Die Legende des Großen Inquisitors ist eine Art Roman innerhalb des unerreichten Meisterwerks von Fjodor Dostojewski „Die Brüder Karamasow“ (veröffentlicht in 1879-80), das letzte Werk und fast das geistige Testament des großen russischen Schriftstellers (Buch V, Kapitel IV und V).
Dostojewski wagte es, die Parabel des „Großen Inquisitors“ in die Lippen eines Anarchisten, eines atheistischen und negierenden Intellektuellen, Ivan Karamasow, in einem interessanten Gespräch mit seinem Bruder, dem gläubigen und frommen Mönch Aljoscha, zu legen. Nur er konnte durch seine Infragestellung die Täuschung der institutionellen Religion offenbaren, wie sie in den Augen Dostojewskis die Papstkirche war.

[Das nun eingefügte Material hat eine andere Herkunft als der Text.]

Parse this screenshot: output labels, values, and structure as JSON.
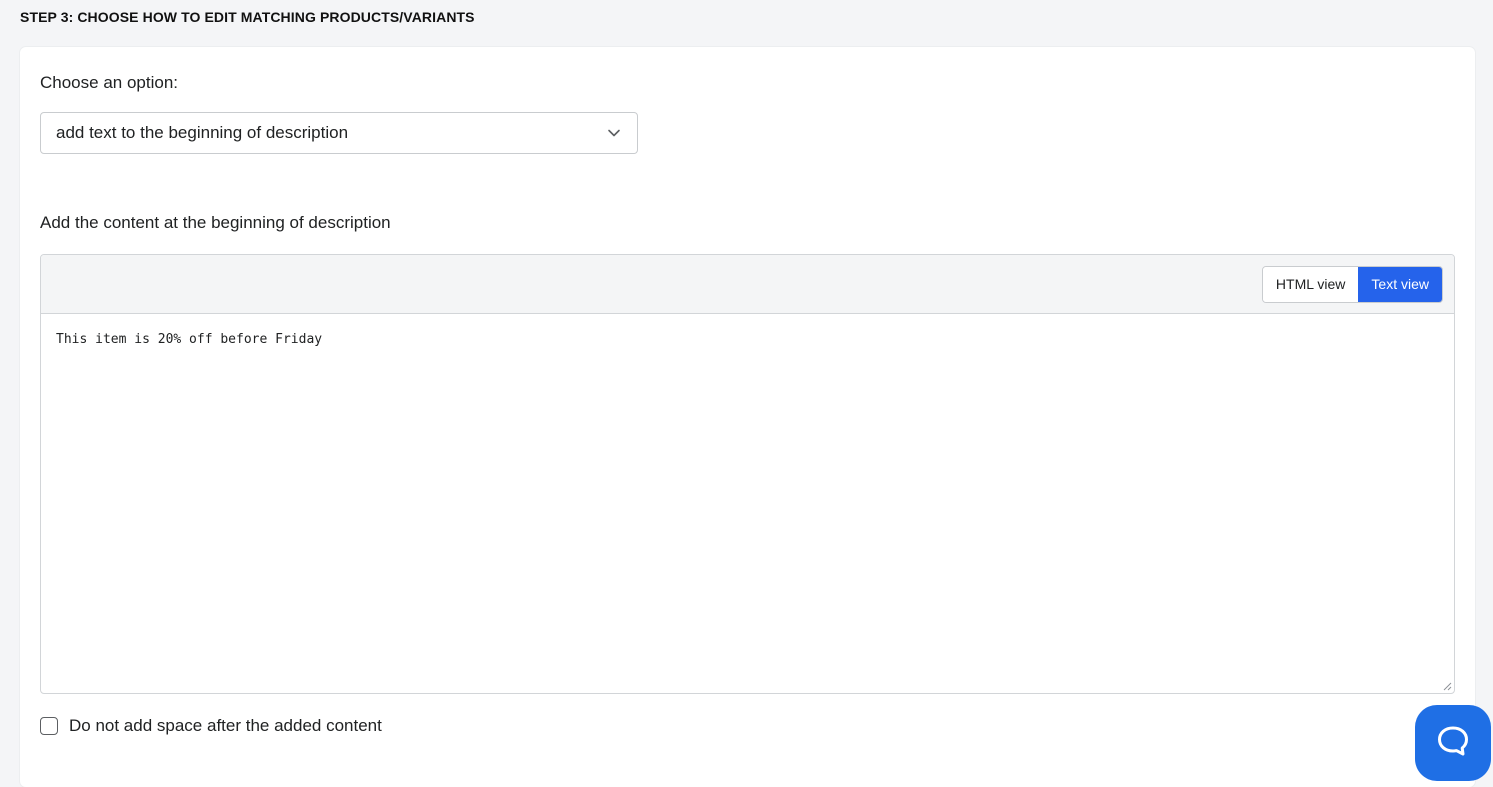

In diesem Mythos kommt die philosophische, psychologische, anthropologische und theologische Sichtweise Dostojewskis auf die Dinge der Welt und des Lebens zum Vorschein. Nach den Zeichen und Wundern, nach der Christologie der Macht, die Dostojewski bis zur Festnahme Christi durch den Großen Inquisitor einfügt, folgt die Beschreibung der Dämonologie der päpstlichen Macht, die sich so entfaltet, dass der juristische, dogmatische, soziale und moralische Hintergrund des römisch-katholischen Glaubens ausreichend erleuchtet wird.
Der Papismus bindet die Menschen an den Wagen des Materialismus und des epikureischen Hedonismus und verfälscht die reinste evangelische Idee der Freiheit in Christus.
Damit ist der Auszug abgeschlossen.